Thursday, March 31, 2005
Piggy jar
Recently I've read Sir Thomas More's Utopia, the Gospel of Matthew, and the news. Also recently, I took part in a stunt that involved eating at 22 restaurants in a single day.
From these and other experiences over the last several months, I've begun to believe I ought to be doing more in the service of others, particularly concerning those who have the least. How is it moral for me to have any luxuries at all when hundreds of millions of mothers across the world can't find for their babies a cup of water uncontaminated by mud or human feces?
I don't have the answer and I don't have the skills to directly help people who lack basic sanitation and medical care, all I can do is try to help from afar. I do have to "live on a budget", but can still frequently afford myself luxuries. A month or so ago, I thought perhaps I ought to keep a jar in which I would place a bit of money each time I buy some sort of thing I don't need: $2 each time I go out to a bar, $1 each time I eat in a restaurant, some coin change when I get food to go, something like that. Donate the money to an international relief fund occasionally. Last night, after taking the picture of my sandwich and chips from the convenience store, I started my piggy jar,
A few nights ago I brought up the "millions of children without clean water" observation during a conversation with a friend about religion. She thought a function of religion was to make people feel guilty so they could be controlled. Maybe so, maybe that is a function of a lot of organized religions. I know that a decade or so ago when I went in to talk to my parent's pastor about my decision to stop going to church, he kept on talking about sin. Why would I want to follow a religion that emphasizes that I should feel like a "sinner"?
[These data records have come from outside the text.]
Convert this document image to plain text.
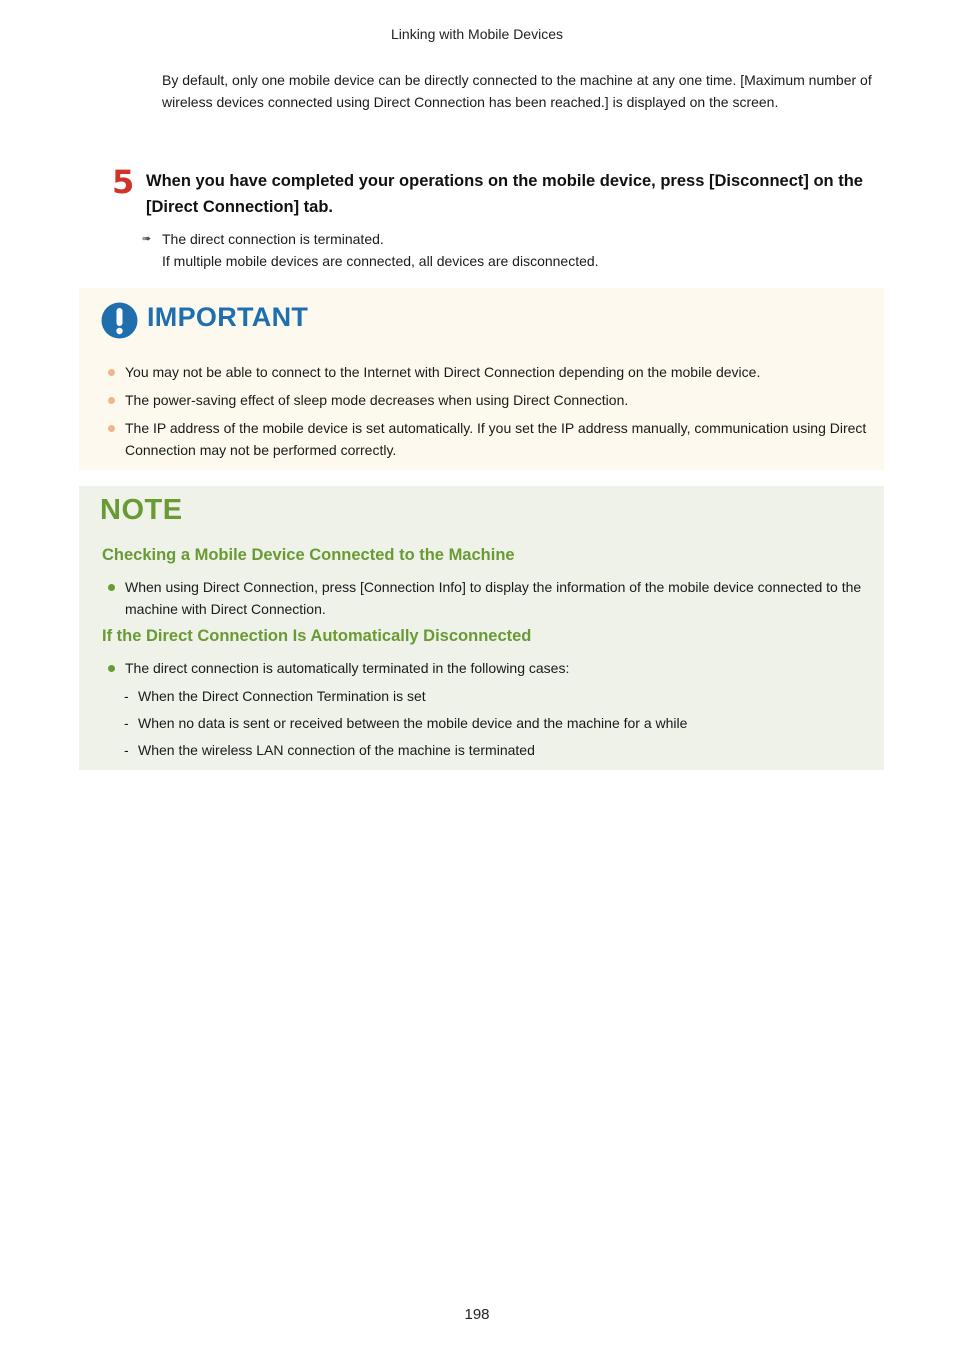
Linking with Mobile Devices
By default, only one mobile device can be directly connected to the machine at any one time. [Maximum number of wireless devices connected using Direct Connection has been reached.] is displayed on the screen.
5 When you have completed your operations on the mobile device, press [Disconnect] on the [Direct Connection] tab.
➠ The direct connection is terminated.
If multiple mobile devices are connected, all devices are disconnected.
IMPORTANT
You may not be able to connect to the Internet with Direct Connection depending on the mobile device.
The power-saving effect of sleep mode decreases when using Direct Connection.
The IP address of the mobile device is set automatically. If you set the IP address manually, communication using Direct Connection may not be performed correctly.
NOTE
Checking a Mobile Device Connected to the Machine
When using Direct Connection, press [Connection Info] to display the information of the mobile device connected to the machine with Direct Connection.
If the Direct Connection Is Automatically Disconnected
The direct connection is automatically terminated in the following cases:
- When the Direct Connection Termination is set
- When no data is sent or received between the mobile device and the machine for a while
- When the wireless LAN connection of the machine is terminated
198
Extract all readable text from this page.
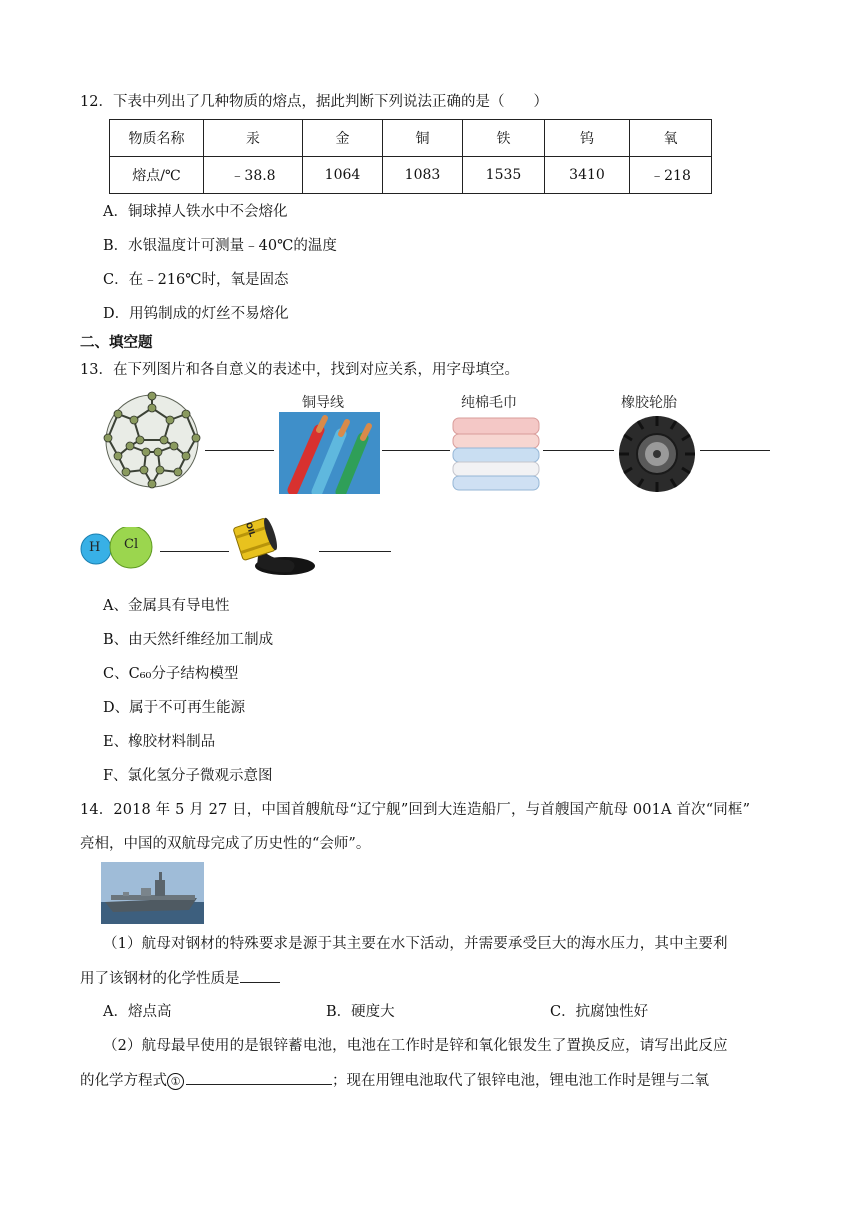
12．下表中列出了几种物质的熔点，据此判断下列说法正确的是（　　）
物质名称	汞	金	铜	铁	钨	氧
熔点/℃	﹣38.8	1064	1083	1535	3410	﹣218
A．铜球掉人铁水中不会熔化
B．水银温度计可测量﹣40℃的温度
C．在﹣216℃时，氧是固态
D．用钨制成的灯丝不易熔化
二、填空题
13．在下列图片和各自意义的表述中，找到对应关系，用字母填空。
铜导线	纯棉毛巾	橡胶轮胎
H Cl
OIL
A、金属具有导电性
B、由天然纤维经加工制成
C、C₆₀分子结构模型
D、属于不可再生能源
E、橡胶材料制品
F、氯化氢分子微观示意图
14．2018 年 5 月 27 日，中国首艘航母“辽宁舰”回到大连造船厂，与首艘国产航母 001A 首次“同框”
亮相，中国的双航母完成了历史性的“会师”。
（1）航母对钢材的特殊要求是源于其主要在水下活动，并需要承受巨大的海水压力，其中主要利
用了该钢材的化学性质是
A．熔点高	B．硬度大	C．抗腐蚀性好
（2）航母最早使用的是银锌蓄电池，电池在工作时是锌和氧化银发生了置换反应，请写出此反应
的化学方程式 ①	；现在用锂电池取代了银锌电池，锂电池工作时是锂与二氧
Within the last year, I've revisited the canonical Gospels around which Christianity is allegedly based, and I don't see any evidence Jesus wanted his followers to feel guilty or sinful. Rather, he gave an example of a moral life, asked that everybody love one another as he loved his disciples, admonished attachment to worldly riches, and counseled to help the poor and sick out of compassion. Following that example ought not lead to feelings of guilt, but quite the opposite! This is a message useful to all, even apart from a god-belief. It's simply a fine humanitarian message.
Being charitable ought to be done of rational compassion: we all have a conscience and we all are rational. In our interconnected world, there are many whose very basic needs are simply not being met. If I put a small amount of money aside when I purchase a luxury good or service, it's not an atonement for guilt, but an acknowledgment that "I have plenty, many have want," and an action based upon that understanding.
If I didn't live on a budget, I could probably just write checks to charities, but by keeping this jar, I now won't just think "Ought I be spending money at a bar tonight?" but instead, "Do I have enough money to be spending some at a bar and contributing a little to those who have less?"
Anyway, maybe more later, but now I have to get ready to go out for sushi in celebration of a friend's birthday ... probably put tonight on my credit card as I don't really have enough to be spending $30 on a meal right now!